Downregulating LKB1 in bone marrow mesenchymal stem cells could inhibit CD4+ T cell proliferation via the PD-1/PD-L1 signaling pathway

Abstract

Background

Our previous research has shown that LKB1 in amniotic mesenchymal stem cells (MSCs) serves as a vital regulator of regulatory T cell differentiation and T cell proliferation, which may have a similar role in bone marrow MSCs (BMMSCs). Therefore, we investigated the role of LKB1 in BMMSCs for regulating CD4⁺ T cell proliferation in the bone micro-environment of AML.

Methods

RT-PCR was used to assessed LKB1 expression in BMMSCs derived from AML patients and healthy controls. Subsequently, LKB1 was knocked down in the BMMSCs line HS-5 (HS-5-LKB1^KD). Co-cultures in vitro were established to analyze the effect of HS-5-LKB1^KD on CD4⁺ T cell. Flow cytometry was employed to measure PD-L1 and CD4⁺ T cell proliferation levels. Western blot was utilized to detect related proteins.

Results

The expression of LKB1 in BMMSCs derived from AML patients was decreased. Knockdown of LKB1 in HS-5 resulted in upregulation of PD-L1 expression. Co-culture of peripheral blood CD4⁺ T cell with HS-5-LKB1^KD exhibited reduced CD4⁺ T cell proliferation compared to co-culture with HS-5-LKB1^con. Furthermore, blocking PD-L1 in the co-culture conditions could restore the reduced CD4⁺ T cell proliferation.

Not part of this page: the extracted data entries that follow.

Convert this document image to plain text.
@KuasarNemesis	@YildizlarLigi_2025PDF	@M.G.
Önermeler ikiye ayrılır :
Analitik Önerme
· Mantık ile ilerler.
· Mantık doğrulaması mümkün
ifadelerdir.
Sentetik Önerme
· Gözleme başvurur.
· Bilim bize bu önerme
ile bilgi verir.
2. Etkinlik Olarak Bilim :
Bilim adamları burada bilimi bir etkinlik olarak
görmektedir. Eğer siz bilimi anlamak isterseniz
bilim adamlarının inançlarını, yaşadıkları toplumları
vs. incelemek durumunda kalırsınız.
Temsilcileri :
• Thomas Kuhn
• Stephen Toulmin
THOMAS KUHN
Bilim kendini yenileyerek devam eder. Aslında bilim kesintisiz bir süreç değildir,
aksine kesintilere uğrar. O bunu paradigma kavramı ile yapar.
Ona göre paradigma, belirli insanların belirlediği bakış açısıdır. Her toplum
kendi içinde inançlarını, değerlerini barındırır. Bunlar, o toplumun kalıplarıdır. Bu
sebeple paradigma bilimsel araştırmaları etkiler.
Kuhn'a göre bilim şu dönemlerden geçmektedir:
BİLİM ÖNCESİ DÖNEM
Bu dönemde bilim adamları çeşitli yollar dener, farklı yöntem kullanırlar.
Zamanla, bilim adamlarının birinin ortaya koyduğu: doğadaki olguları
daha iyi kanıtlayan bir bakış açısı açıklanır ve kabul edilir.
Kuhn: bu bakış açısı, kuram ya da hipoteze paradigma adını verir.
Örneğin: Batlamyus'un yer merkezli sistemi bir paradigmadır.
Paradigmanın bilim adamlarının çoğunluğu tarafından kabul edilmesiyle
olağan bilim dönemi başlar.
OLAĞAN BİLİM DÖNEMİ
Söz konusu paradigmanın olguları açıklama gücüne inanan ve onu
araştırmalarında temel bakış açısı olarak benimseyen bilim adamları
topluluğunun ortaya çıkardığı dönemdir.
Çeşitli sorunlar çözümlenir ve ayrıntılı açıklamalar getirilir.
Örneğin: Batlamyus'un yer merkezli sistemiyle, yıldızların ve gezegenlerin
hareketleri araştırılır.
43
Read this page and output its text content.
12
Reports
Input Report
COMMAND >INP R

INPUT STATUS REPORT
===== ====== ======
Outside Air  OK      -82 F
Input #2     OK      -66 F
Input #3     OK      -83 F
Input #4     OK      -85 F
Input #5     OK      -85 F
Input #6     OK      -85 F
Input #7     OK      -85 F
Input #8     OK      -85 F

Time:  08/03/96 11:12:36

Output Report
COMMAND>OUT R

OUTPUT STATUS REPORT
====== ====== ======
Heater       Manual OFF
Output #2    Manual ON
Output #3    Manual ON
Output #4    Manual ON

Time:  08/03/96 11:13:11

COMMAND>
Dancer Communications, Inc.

Additionally, it was found that upregulation of the Wnt signaling pathway-related proteins following LKB1 knockdown in HS-5, indicating that downregulating LKB1 could promote PD-L1 expression through activation of the Wnt signaling pathway.

Conclusions

The decreased expression of LKB1 in BMMSCs may activate the Wnt signaling pathway, leading to increased PD-L1 expression. This inhibited CD4⁺ T cell proliferation, which might lead to impaired anti-tumor immunity in AML patients and promote AML progression.